Bird Conservation: No.1, Stanley A. Temple, Editor, 148 pp. 6 x 9, The University of Wisconsin Press, Madison, Wis. No index, paper. $12.95.

This is the first in a planned series of yearbooks to be issued by the U.S. Section of the International Council for Bird Preservation. It is intended that each yearbook will present a series of reports on a specific conservation issue or program submitted by biologists active in the field - in this case, on the conservation efforts for the Peregrine Falcon, the Bald Eagle, and the California Condor. Then a section presenting current, concise reports and updates on conservation news, and finally a review of bird conservation literature, in some cases annotated. It is intended for and should be of interest to anyone seriously concerned about bird conservation.

The Care and Breeding of Seed-eating Birds, Finches and Allied Species - Doves, Quail and Hemipodes. Jeffery Trollope, 336 pp. 5% x8%, Blandford Press, England, Sterling Publishing Co. Inc., New York, bibliography, indexed, hardbound, $17.95.
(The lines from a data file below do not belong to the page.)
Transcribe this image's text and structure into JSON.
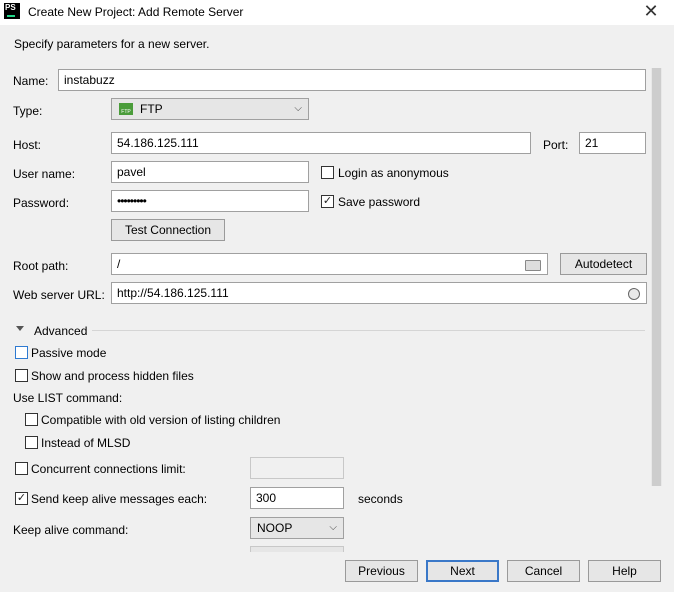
{
  "window": {
    "icon_text": "PS",
    "title": "Create New Project: Add Remote Server",
    "close_glyph": "✕"
  },
  "subtitle": "Specify parameters for a new server.",
  "form": {
    "name_label": "Name:",
    "name_value": "instabuzz",
    "type_label": "Type:",
    "type_value": "FTP",
    "type_icon_text": "FTP",
    "host_label": "Host:",
    "host_value": "54.186.125.111",
    "port_label": "Port:",
    "port_value": "21",
    "username_label": "User name:",
    "username_value": "pavel",
    "login_anonymous_label": "Login as anonymous",
    "login_anonymous_checked": false,
    "password_label": "Password:",
    "password_value": "•••••••••",
    "save_password_label": "Save password",
    "save_password_checked": true,
    "test_connection_label": "Test Connection",
    "root_path_label": "Root path:",
    "root_path_value": "/",
    "autodetect_label": "Autodetect",
    "web_url_label": "Web server URL:",
    "web_url_value": "http://54.186.125.111"
  },
  "advanced": {
    "header": "Advanced",
    "passive_mode_label": "Passive mode",
    "passive_mode_checked": false,
    "hidden_files_label": "Show and process hidden files",
    "hidden_files_checked": false,
    "list_command_label": "Use  LIST command:",
    "compatible_label": "Compatible with old version of listing children",
    "compatible_checked": false,
    "instead_mlsd_label": "Instead of MLSD",
    "instead_mlsd_checked": false,
    "concurrent_label": "Concurrent connections limit:",
    "concurrent_checked": false,
    "keepalive_label": "Send keep alive messages each:",
    "keepalive_checked": true,
    "keepalive_value": "300",
    "keepalive_unit": "seconds",
    "keepalive_cmd_label": "Keep alive command:",
    "keepalive_cmd_value": "NOOP"
  },
  "buttons": {
    "previous": "Previous",
    "next": "Next",
    "cancel": "Cancel",
    "help": "Help"
  },
  "icons": {
    "check": "✓",
    "chevron": "⌵"
  }
}
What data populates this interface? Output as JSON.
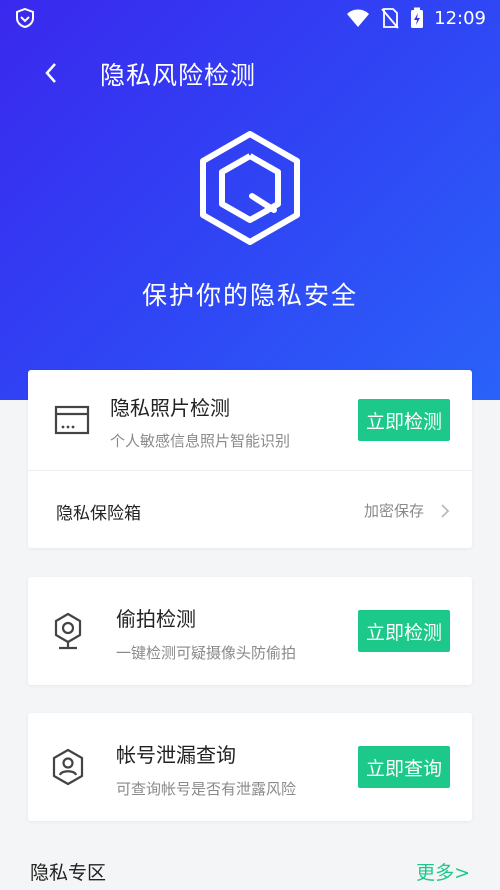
{
  "status_bar": {
    "time": "12:09"
  },
  "header": {
    "title": "隐私风险检测"
  },
  "hero": {
    "subtitle": "保护你的隐私安全"
  },
  "photo_check": {
    "title": "隐私照片检测",
    "subtitle": "个人敏感信息照片智能识别",
    "button": "立即检测"
  },
  "vault": {
    "label": "隐私保险箱",
    "value": "加密保存"
  },
  "camera_check": {
    "title": "偷拍检测",
    "subtitle": "一键检测可疑摄像头防偷拍",
    "button": "立即检测"
  },
  "account_check": {
    "title": "帐号泄漏查询",
    "subtitle": "可查询帐号是否有泄露风险",
    "button": "立即查询"
  },
  "section": {
    "title": "隐私专区",
    "more": "更多>"
  },
  "colors": {
    "accent": "#1dc98a",
    "hero_start": "#3a28ee",
    "hero_end": "#2a62f9"
  }
}
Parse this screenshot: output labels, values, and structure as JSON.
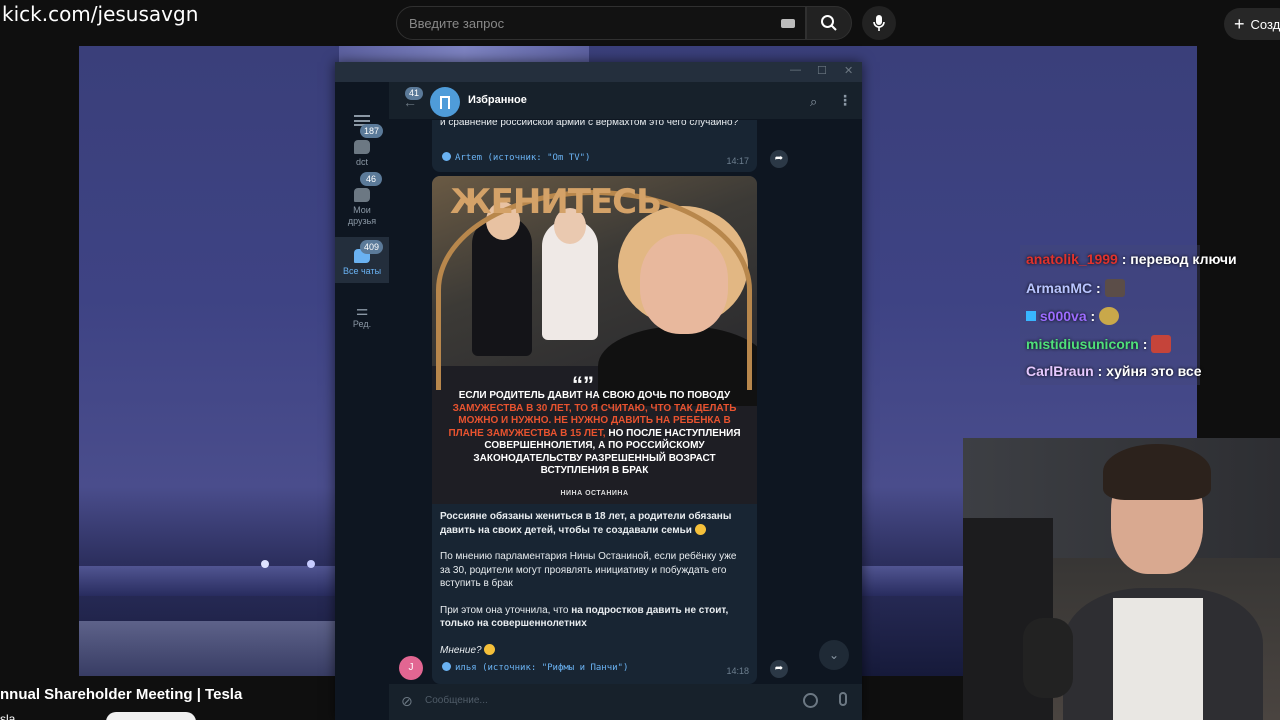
{
  "overlay": {
    "url": "kick.com/jesusavgn"
  },
  "youtube": {
    "search_placeholder": "Введите запрос",
    "create_label": "Созд",
    "video_title": "nnual Shareholder Meeting | Tesla",
    "channel": "sla"
  },
  "telegram": {
    "sidebar": [
      {
        "label": "dct",
        "badge": "187"
      },
      {
        "label": "Мои друзья",
        "badge": "46"
      },
      {
        "label": "Все чаты",
        "badge": "409",
        "active": true
      },
      {
        "label": "Ред.",
        "badge": ""
      }
    ],
    "header": {
      "back_badge": "41",
      "chat_name": "Избранное"
    },
    "msg1": {
      "text": "и сравнение российской армии с вермахтом это чего случайно?",
      "source": "Artem (источник: \"Om TV\")",
      "time": "14:17"
    },
    "msg2": {
      "poster_headline": "ЖЕНИТЕСЬ",
      "quote_mark": "“”",
      "quote_white_1": "ЕСЛИ РОДИТЕЛЬ ДАВИТ НА СВОЮ ДОЧЬ ПО ПОВОДУ",
      "quote_red": "ЗАМУЖЕСТВА В 30 ЛЕТ, ТО Я СЧИТАЮ, ЧТО ТАК ДЕЛАТЬ МОЖНО И НУЖНО. НЕ НУЖНО ДАВИТЬ НА РЕБЕНКА В ПЛАНЕ ЗАМУЖЕСТВА В 15 ЛЕТ,",
      "quote_white_2": "НО ПОСЛЕ НАСТУПЛЕНИЯ СОВЕРШЕННОЛЕТИЯ, А ПО РОССИЙСКОМУ ЗАКОНОДАТЕЛЬСТВУ РАЗРЕШЕННЫЙ ВОЗРАСТ ВСТУПЛЕНИЯ В БРАК",
      "author": "НИНА ОСТАНИНА",
      "p1": "Россияне обязаны жениться в 18 лет, а родители обязаны давить на своих детей, чтобы те создавали семьи",
      "p2": "По мнению парламентария Нины Останиной, если ребёнку уже за 30, родители могут проявлять инициативу и побуждать его вступить в брак",
      "p3a": "При этом она уточнила, что ",
      "p3b": "на подростков давить не стоит, только на совершеннолетних",
      "p4": "Мнение?",
      "source": "илья (источник: \"Рифмы и Панчи\")",
      "time": "14:18",
      "avatar_letter": "J"
    },
    "compose_placeholder": "Сообщение..."
  },
  "chat": [
    {
      "user": "anatolik_1999",
      "text": ": перевод ключи"
    },
    {
      "user": "ArmanMC",
      "text": ":"
    },
    {
      "user": "s000va",
      "text": ":"
    },
    {
      "user": "mistidiusunicorn",
      "text": ":"
    },
    {
      "user": "CarlBraun",
      "text": ": хуйня это все"
    }
  ]
}
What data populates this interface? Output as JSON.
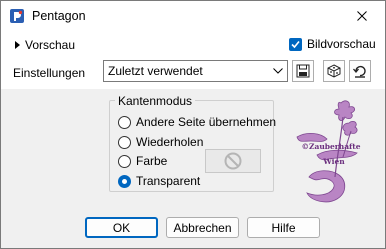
{
  "window": {
    "title": "Pentagon",
    "icon": "paintshop-pro-icon",
    "close": "close-icon"
  },
  "preview": {
    "toggle_label": "Vorschau",
    "bildvorschau_label": "Bildvorschau",
    "bildvorschau_checked": true
  },
  "settings": {
    "label": "Einstellungen",
    "selected": "Zuletzt verwendet",
    "tools": [
      "save-preset-icon",
      "randomize-icon",
      "reset-icon"
    ]
  },
  "edge_mode": {
    "title": "Kantenmodus",
    "options": [
      {
        "label": "Andere Seite übernehmen",
        "selected": false
      },
      {
        "label": "Wiederholen",
        "selected": false
      },
      {
        "label": "Farbe",
        "selected": false
      },
      {
        "label": "Transparent",
        "selected": true
      }
    ]
  },
  "watermark": {
    "line1": "©Zauberhafte",
    "line2": "Wien"
  },
  "buttons": {
    "ok": "OK",
    "cancel": "Abbrechen",
    "help": "Hilfe"
  },
  "colors": {
    "accent": "#0067c0",
    "dialog_bg": "#f0f0f0",
    "watermark": "#9a5aa8"
  }
}
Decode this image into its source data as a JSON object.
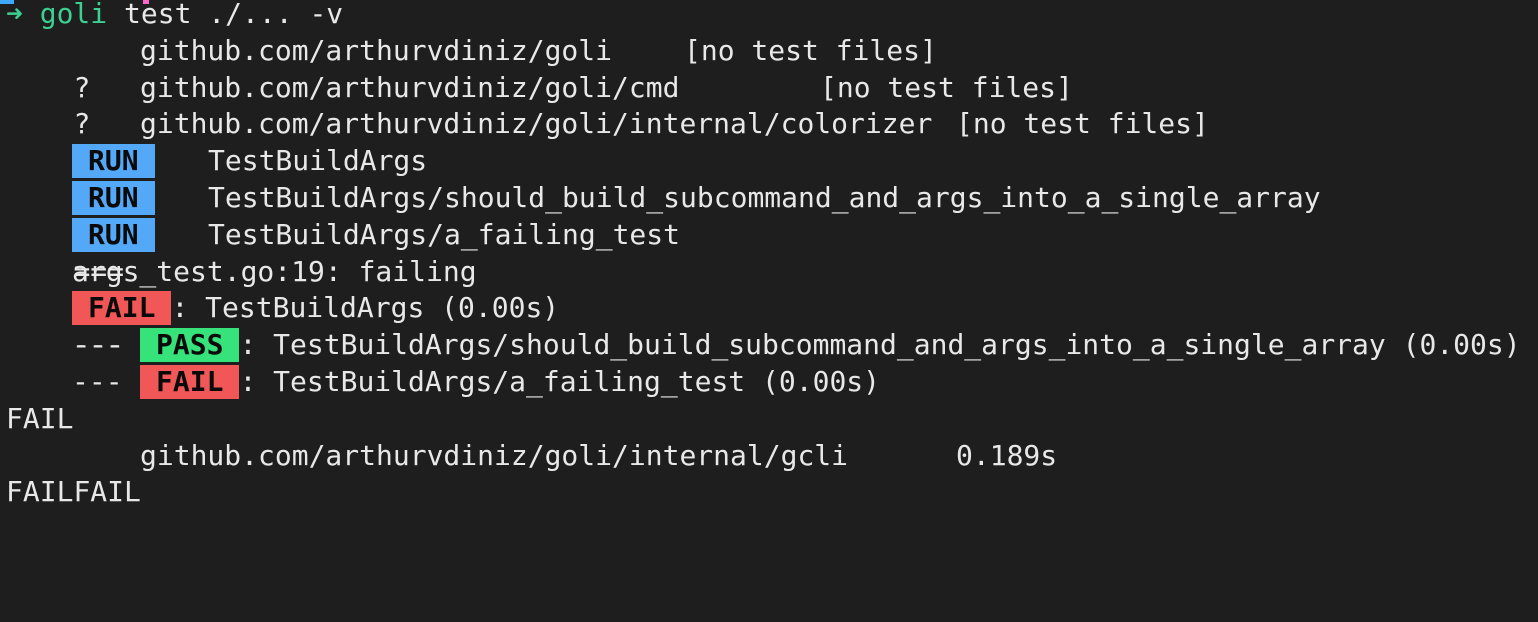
{
  "theme": {
    "background": "#1e1e1e",
    "foreground": "#e8e8e8",
    "prompt_color": "#3ccf91",
    "run_color": "#53a8f8",
    "fail_color": "#f25757",
    "pass_color": "#36e27a"
  },
  "prompt": {
    "arrow": "➜",
    "command_name": "goli",
    "args": " test ./... -v"
  },
  "no_test_lines": [
    {
      "marker": "?",
      "package": "github.com/arthurvdiniz/goli",
      "status": "[no test files]"
    },
    {
      "marker": "?",
      "package": "github.com/arthurvdiniz/goli/cmd",
      "status": "[no test files]"
    },
    {
      "marker": "?",
      "package": "github.com/arthurvdiniz/goli/internal/colorizer",
      "status": "[no test files]"
    }
  ],
  "run_lines": [
    {
      "prefix": "===",
      "badge": "RUN",
      "test": "TestBuildArgs"
    },
    {
      "prefix": "===",
      "badge": "RUN",
      "test": "TestBuildArgs/should_build_subcommand_and_args_into_a_single_array"
    },
    {
      "prefix": "===",
      "badge": "RUN",
      "test": "TestBuildArgs/a_failing_test"
    }
  ],
  "log_line": "args_test.go:19: failing",
  "result_lines": [
    {
      "prefix": "---",
      "badge": "FAIL",
      "text": ": TestBuildArgs (0.00s)",
      "indent": false
    },
    {
      "prefix": "---",
      "badge": "PASS",
      "text": ": TestBuildArgs/should_build_subcommand_and_args_into_a_single_array (0.00s)",
      "indent": true
    },
    {
      "prefix": "---",
      "badge": "FAIL",
      "text": ": TestBuildArgs/a_failing_test (0.00s)",
      "indent": true
    }
  ],
  "summary": {
    "fail1": "FAIL",
    "fail_pkg_status": "FAIL",
    "fail_pkg": "github.com/arthurvdiniz/goli/internal/gcli",
    "fail_pkg_time": "0.189s",
    "fail2": "FAIL"
  }
}
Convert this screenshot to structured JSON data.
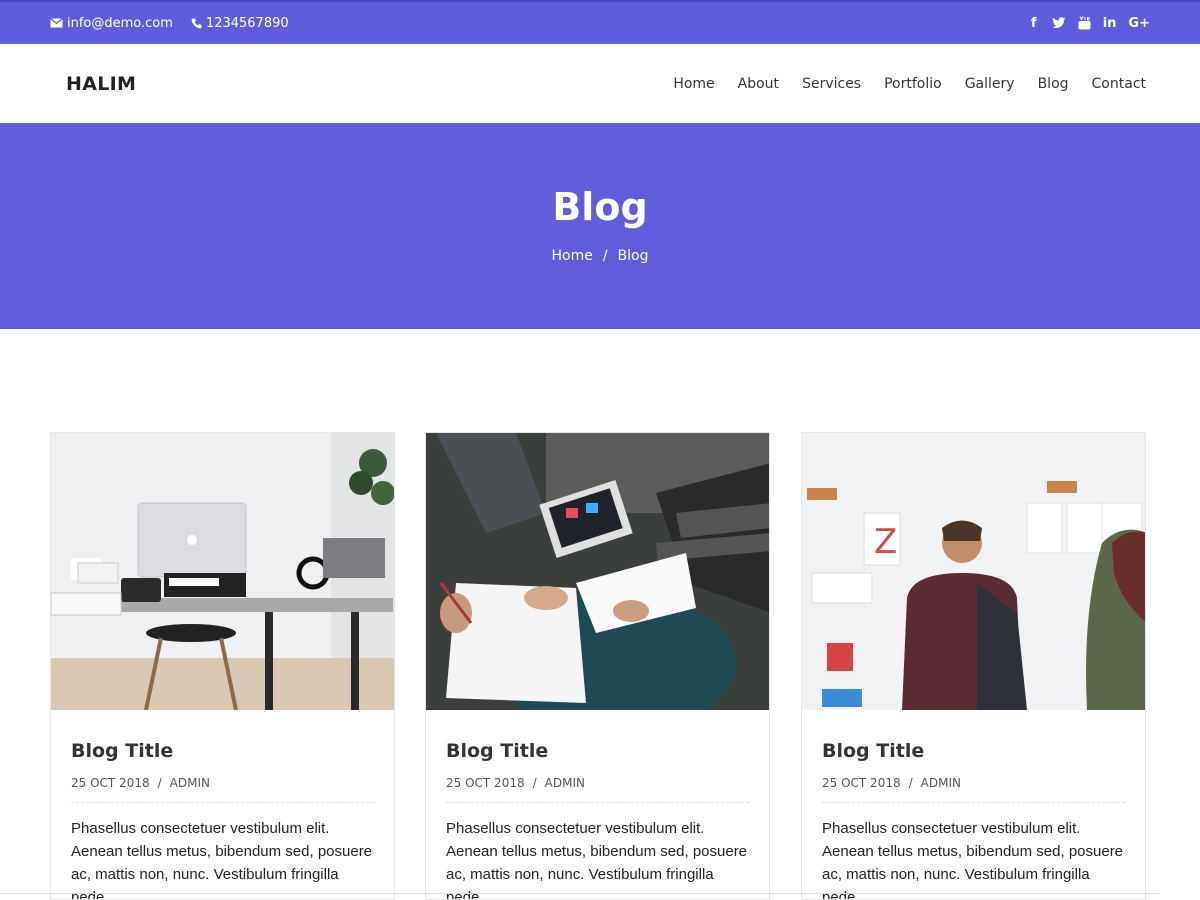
{
  "topbar": {
    "email": "info@demo.com",
    "phone": "1234567890",
    "social": [
      {
        "name": "facebook-icon",
        "glyph": "f"
      },
      {
        "name": "twitter-icon",
        "glyph": "t"
      },
      {
        "name": "youtube-icon",
        "glyph": "▶"
      },
      {
        "name": "linkedin-icon",
        "glyph": "in"
      },
      {
        "name": "google-plus-icon",
        "glyph": "G+"
      }
    ]
  },
  "brand": "HALIM",
  "nav": [
    "Home",
    "About",
    "Services",
    "Portfolio",
    "Gallery",
    "Blog",
    "Contact"
  ],
  "hero": {
    "title": "Blog",
    "breadcrumb": {
      "home": "Home",
      "separator": "/",
      "current": "Blog"
    }
  },
  "posts": [
    {
      "title": "Blog Title",
      "date": "25 OCT 2018",
      "author": "ADMIN",
      "excerpt": "Phasellus consectetuer vestibulum elit. Aenean tellus metus, bibendum sed, posuere ac, mattis non, nunc. Vestibulum fringilla pede"
    },
    {
      "title": "Blog Title",
      "date": "25 OCT 2018",
      "author": "ADMIN",
      "excerpt": "Phasellus consectetuer vestibulum elit. Aenean tellus metus, bibendum sed, posuere ac, mattis non, nunc. Vestibulum fringilla pede"
    },
    {
      "title": "Blog Title",
      "date": "25 OCT 2018",
      "author": "ADMIN",
      "excerpt": "Phasellus consectetuer vestibulum elit. Aenean tellus metus, bibendum sed, posuere ac, mattis non, nunc. Vestibulum fringilla pede"
    }
  ],
  "colors": {
    "accent": "#605bdb",
    "hero": "#625cdc"
  }
}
This book in intended for those who are, or hope to be, beyond the cage bird level and into the aviary level of bird raising. The first four chapters are on general principles: Accommodation, Nutrition and Food, Obtaining Stock and Management, and Breeding. The author then discusses, species by species, about 200 species, (50 of them shown in a 16-page color section). Material common to a genus or family is covered before an individual species is discussed. This discussion covers other names, and possibly volume of imports (into Britain), breeding success, related species, and then Description, Distribution and Habitat, Breeding, Voice, and Behavior, and may run up to two pages, or less than a page, depending on how much information is available and how much has been given under genus, family, or similar species. People who have cage birds of species discussed (Canaries and Budgerigars are not) probably could learn from the species account; people who run a number of feeders might benefit from his comments on buying and storing quantities of feed, and maybe from his advice to feed each kind separately, so you will know who uses it, and how much is actually used. And anyone in the aviary stage could benefit from the review of general principles, and from the species accounts of prospective new species.